Why is this happening?
My next three assignments were at the same school. One day each week in the same class. Anything with familiarity in my back to work journey filled me with relief. I want to get used to teaching again after so much time off, and returning to the same place has so many benefits and helps this goal no end.
The first day went well. Of course I had to ask lots of questions, which always makes me feel like a novice. But I need to realise that this is expected in a new school, and doesn’t make me look like a bad teacher! I felt supported by the staff and felt that they thought I was doing a good job.
My second day I went in feeling more confident. Feeling like I was making headway. After all, I was learning names, and gaining familiarity with the school and its routines. There were a few bumps, where I felt unsure of new things I hadn’t done before. This made me begin to read negatively into the expression of the TA and made me feel a little wobbly.

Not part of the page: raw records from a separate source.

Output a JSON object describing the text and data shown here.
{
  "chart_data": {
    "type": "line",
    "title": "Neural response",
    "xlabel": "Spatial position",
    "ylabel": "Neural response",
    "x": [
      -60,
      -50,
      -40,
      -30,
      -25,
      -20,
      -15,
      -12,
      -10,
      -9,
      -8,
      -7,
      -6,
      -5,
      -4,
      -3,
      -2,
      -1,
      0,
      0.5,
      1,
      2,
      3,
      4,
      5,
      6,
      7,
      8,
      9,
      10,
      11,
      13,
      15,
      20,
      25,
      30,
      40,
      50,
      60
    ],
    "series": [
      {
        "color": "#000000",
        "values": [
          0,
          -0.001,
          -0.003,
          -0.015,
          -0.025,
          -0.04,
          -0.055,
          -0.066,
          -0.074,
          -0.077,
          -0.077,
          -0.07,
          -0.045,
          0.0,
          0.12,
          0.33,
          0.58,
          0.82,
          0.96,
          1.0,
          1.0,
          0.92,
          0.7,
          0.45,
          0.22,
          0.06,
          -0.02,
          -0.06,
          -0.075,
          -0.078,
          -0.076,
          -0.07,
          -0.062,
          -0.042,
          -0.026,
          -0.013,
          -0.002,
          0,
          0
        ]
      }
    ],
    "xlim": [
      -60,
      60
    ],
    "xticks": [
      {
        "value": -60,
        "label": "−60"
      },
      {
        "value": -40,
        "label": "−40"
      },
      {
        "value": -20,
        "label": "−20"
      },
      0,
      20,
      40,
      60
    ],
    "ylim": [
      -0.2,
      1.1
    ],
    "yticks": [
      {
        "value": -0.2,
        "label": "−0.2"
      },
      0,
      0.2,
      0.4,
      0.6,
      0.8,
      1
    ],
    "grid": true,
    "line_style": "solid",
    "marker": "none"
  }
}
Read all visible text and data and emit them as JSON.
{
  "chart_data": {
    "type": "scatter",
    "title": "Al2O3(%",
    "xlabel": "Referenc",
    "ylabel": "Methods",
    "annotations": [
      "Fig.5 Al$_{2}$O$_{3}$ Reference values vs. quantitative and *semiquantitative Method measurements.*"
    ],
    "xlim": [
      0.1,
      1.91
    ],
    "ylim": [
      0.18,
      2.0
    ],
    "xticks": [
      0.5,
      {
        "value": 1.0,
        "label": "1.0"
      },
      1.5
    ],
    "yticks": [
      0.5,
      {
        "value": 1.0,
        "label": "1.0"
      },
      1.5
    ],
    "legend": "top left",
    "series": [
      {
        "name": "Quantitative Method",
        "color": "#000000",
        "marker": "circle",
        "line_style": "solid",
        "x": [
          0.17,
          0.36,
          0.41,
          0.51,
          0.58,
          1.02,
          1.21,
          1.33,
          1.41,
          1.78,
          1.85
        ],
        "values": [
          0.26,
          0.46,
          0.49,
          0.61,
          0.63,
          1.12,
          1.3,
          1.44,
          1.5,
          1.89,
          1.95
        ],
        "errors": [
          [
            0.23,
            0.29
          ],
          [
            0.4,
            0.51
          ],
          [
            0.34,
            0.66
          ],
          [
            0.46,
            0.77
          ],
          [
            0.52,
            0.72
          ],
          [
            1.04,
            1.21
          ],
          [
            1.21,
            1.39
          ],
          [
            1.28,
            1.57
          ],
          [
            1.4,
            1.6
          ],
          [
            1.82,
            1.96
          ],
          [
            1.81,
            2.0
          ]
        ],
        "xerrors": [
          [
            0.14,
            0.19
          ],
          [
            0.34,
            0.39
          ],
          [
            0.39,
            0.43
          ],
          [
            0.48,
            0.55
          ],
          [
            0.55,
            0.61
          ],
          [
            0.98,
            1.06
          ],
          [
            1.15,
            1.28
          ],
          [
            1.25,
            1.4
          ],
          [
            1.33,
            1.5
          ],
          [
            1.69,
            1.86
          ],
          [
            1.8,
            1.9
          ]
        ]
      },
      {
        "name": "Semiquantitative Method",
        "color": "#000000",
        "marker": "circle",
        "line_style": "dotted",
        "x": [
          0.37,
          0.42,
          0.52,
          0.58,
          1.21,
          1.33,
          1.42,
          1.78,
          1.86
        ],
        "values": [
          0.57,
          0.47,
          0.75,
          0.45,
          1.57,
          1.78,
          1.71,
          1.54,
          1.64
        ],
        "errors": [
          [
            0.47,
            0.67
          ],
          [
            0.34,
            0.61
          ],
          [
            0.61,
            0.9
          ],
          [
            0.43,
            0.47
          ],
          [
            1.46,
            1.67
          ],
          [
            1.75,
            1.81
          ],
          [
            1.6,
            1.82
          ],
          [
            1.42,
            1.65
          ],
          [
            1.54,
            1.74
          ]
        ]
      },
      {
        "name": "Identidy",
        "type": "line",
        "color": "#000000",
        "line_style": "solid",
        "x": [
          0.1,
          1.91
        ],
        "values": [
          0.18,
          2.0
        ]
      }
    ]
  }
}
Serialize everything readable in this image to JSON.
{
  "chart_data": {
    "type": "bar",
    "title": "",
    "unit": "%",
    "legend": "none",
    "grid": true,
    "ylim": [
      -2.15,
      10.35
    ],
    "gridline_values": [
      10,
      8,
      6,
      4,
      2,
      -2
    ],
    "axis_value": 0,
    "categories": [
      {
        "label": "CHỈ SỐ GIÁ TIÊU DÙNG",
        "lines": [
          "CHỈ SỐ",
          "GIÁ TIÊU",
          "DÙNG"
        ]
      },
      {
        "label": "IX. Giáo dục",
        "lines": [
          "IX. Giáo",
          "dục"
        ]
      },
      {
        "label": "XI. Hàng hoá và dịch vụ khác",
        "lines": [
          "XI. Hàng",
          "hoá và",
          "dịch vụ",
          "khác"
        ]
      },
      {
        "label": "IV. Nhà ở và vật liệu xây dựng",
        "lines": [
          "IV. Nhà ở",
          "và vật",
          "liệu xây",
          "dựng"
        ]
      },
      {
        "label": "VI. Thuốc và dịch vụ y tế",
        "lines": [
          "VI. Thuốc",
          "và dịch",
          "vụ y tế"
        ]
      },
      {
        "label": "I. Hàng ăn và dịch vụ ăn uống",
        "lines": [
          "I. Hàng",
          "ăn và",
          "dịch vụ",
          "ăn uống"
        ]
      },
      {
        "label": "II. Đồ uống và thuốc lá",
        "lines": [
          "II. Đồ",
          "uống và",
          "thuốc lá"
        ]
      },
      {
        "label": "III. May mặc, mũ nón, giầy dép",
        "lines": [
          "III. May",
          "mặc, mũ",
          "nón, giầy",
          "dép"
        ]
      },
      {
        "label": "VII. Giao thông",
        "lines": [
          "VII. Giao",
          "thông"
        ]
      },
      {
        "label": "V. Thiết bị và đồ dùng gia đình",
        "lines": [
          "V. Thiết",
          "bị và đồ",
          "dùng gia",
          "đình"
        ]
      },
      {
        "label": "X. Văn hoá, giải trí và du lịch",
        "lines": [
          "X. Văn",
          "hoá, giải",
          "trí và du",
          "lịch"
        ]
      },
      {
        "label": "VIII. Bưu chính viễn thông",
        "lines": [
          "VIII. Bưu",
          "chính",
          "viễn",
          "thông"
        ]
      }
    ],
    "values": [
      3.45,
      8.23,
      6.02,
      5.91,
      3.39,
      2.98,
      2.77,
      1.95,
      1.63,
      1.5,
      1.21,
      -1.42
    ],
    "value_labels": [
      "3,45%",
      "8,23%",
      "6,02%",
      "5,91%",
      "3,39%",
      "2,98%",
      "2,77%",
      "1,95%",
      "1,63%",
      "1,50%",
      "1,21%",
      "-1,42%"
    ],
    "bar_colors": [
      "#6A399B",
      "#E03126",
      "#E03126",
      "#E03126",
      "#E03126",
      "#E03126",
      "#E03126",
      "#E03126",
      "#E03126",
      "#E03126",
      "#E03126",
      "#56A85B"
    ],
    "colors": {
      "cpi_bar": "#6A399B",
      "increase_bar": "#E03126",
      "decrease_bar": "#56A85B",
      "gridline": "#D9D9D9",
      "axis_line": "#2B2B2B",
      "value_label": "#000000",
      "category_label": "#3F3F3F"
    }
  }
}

As a consequence, third day in, I was less sure of myself. This probably contributed to what was going to happen. I was instructed to do an art activity, whilst the TA and I also heard some readers. Being a little out of practice, and anxious about things taking a downturn, I let things get on top of me. It was a bit noisy and messy, but I didn’t believe it was too bad.
However, when the neighbouring teacher walked in, she seemed to say to the TA ‘What’s happening in here?’, with a look of disgust on her face. I felt upset and cross, as I didn’t feel it was that bad. But it was enough to make my sensitive soul feel defeated. I felt humiliated as I watched them indiscreetly talk behind my back, and I just wanted to cry.
I managed to hold it together until the end of the afternoon, and cried in the car all the way home. Why is this happening? The week started so well, and I didn’t understand why it got progressively worse instead of better. Now of course, I can see that there are ups and downs in teaching as in many things, and that it wasn’t the end of the world. Of course it didn’t feel like that to me at the time.